I recently had lunch with Tim Kirkland, author of the best-selling book “The Renegade Server” (2009, Indian Creek Press, $19.95). If you haven’t read the book — a 21st century treatise on how to motivate, inspire and direct iPod generation waitstaff to better serve and sell — I highly recommend it. Our conversation centered not on servers, but on the current state of — and frustrating lack of progress in — foodservice training.
In the last decade, the restaurant business has steadfastly transformed into the business of restaurants. We’ve made vast strides in key operational areas such as marketing, design, throughput, menus, back-office systems and even hiring. Our traditionally innovation-phobic industry has even come to embrace technology as a performance enabler instead of enslaver — how cool is that? Yet despite all this systemwide progress, training programs missed the progress train and seem steadfastly rooted in the past.
Kirkland has a favorite analogy for today’s foodservice training programs that rely solely on training manuals: an 1860s stagecoach.
“A stagecoach is primitive in its design and purpose but has functionality, gets passengers from here to there and can be driven by almost anyone,” Kirkland explained. “You’ve got your driver-trainers on top, passenger-trainees below, and while it’s bumpy and slow going most of the way, it’ll eventually get you where you need to go. Much the same could be said for the bulk of most manual-driven foodservice training today.”
He has a good point. The training manual and its companion three-ring binder — the tool and template of choice for foodservice trainers for the last 60 years — may indeed be the stagecoach of the foodservice industry.
In case you’ve never considered it, here’s a brief synopsis of how 99 percent of all training manuals are created and developed in restaurants:
Somebody opens an independent restaurant. Shortly before or after they open, a server, bartender or manager who’s “a good writer” is asked by the owners to write a customer service manual. The chef or cooks write down the recipes, individual job descriptions are collected, a customer manifest and mission statement are defined, and eventually the server writes a first draft for cheap. Next, the owners review the draft and add their two cents. Lawyers are summoned, the content is dutifully reviewed and revised in great by-the-hour detail, and the front-end content gets heavily weighted with cover-your-ass-content and the occasional “whereas” and “thereupons” are thrown in for heft. The restaurant logo is affixed to the cover page, the manual is photocopied and gets handed out.

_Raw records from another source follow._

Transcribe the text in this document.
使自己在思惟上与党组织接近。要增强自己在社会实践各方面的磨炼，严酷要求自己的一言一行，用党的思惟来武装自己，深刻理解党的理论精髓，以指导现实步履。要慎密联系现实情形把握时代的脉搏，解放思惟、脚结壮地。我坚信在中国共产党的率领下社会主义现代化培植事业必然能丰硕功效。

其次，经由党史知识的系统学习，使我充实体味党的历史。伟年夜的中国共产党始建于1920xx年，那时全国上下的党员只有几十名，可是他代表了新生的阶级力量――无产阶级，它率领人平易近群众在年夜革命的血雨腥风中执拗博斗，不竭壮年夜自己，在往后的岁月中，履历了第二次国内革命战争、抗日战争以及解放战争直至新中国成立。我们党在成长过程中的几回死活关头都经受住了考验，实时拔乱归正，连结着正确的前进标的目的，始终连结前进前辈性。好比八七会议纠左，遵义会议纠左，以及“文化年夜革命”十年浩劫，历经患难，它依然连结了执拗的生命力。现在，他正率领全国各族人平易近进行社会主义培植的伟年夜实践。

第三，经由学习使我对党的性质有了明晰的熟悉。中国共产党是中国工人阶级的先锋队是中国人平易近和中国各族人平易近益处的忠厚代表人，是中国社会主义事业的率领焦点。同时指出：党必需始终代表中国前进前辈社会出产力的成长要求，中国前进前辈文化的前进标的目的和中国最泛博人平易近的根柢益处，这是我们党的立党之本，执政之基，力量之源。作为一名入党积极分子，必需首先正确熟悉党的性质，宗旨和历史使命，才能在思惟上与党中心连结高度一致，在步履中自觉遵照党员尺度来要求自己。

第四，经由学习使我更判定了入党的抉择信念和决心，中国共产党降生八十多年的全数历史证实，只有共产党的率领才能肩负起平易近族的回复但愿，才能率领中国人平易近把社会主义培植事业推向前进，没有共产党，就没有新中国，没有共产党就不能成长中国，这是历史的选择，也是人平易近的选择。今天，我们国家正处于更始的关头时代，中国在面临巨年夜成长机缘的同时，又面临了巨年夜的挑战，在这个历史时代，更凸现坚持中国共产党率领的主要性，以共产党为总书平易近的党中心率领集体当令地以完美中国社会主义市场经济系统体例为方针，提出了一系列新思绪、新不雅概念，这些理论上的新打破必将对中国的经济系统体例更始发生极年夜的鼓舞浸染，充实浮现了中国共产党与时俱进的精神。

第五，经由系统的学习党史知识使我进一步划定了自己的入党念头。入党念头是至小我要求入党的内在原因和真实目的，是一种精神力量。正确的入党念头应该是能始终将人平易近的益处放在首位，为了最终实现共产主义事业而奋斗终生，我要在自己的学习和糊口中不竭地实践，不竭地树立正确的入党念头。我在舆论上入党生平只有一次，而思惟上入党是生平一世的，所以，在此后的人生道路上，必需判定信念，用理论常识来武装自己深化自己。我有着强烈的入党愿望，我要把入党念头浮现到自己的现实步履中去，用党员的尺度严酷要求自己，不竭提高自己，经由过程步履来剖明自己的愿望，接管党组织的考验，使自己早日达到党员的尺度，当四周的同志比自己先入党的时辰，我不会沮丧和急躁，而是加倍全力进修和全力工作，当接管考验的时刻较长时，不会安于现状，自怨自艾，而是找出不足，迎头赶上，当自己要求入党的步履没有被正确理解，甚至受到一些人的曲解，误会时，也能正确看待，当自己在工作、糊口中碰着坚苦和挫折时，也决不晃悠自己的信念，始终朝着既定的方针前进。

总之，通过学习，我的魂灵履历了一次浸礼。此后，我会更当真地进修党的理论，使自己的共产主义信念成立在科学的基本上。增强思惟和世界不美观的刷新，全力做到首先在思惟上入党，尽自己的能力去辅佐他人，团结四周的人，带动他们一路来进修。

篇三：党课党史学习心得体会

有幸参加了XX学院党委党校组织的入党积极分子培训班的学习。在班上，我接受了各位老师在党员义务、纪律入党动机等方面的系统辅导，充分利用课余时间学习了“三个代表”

Two years later, a new server at the company with an English degree creates a revised second edition of the manual, at minimum wage.
Three years later the company grows bigger and begins franchising, and a franchise advisory board makes revisions and additions to the second edition.
Eventually, an agency — the same one that does your advertising — proposes improving the layout/design/artwork on the third edition, and a staff copywriter experienced in ad creation touches up the content.
Naturally, the legal team reviews each iteration in detail and adds both more liability language and a few more well-placed disclaimers to the content.
You eventually hire a director of training who puts the key points of the manual on PowerPoint slides to share with new managers and franchisees.
Your IT director puts that PowerPoint deck on your Intranet with audio narration and now declares you’re providing e-learning.
Every year you update the manual/PowerPoint/job aid with new menu items, policies or procedures. And more legal stuff.
And so it goes and goes, and that’s why, in the long run, 99 percent of all training manuals end up being written by a committee made up of many attorneys and not one Charles Dickens.
When companies merely revise manuals every year with graphics or layout improvements instead of adapting and applying new learner-centric training concepts and technology, Kirkland calls it merely “polishing the stagecoach.” It’s kind of like putting radial tires and a rearview mirror on your stagecoach. It may look nicer, but it’s still a 19th century means of conveyance pulled by horses in a turbo BMW world.
The thing is, training today should be learner-centric, not content-centric. We’re all drowning in information and starving for knowledge. Shouldn’t our training materials be created based on how adults absorb, retain and use content instead of merely telling them what you think they need to know? You wouldn’t let a dishwasher design your building or an architect design your menu, so why leave training content and design to people who did the job well but have no clue how adult learners actually absorb and retain learning today? The world of tell-show-do-review is linear, and linear training is dead.
Maybe it’s time to invest in bona fide adult-learning experts to review and revise your training materials instead of relying only on your lawyers and franchisees. And while I’ve got nothing against stagecoaches or manuals, the fact is that neither one gets me where I need to go as a passenger or learner in the second decade of the 21st century.
To succeed in the next five years, you must out-teach the competition.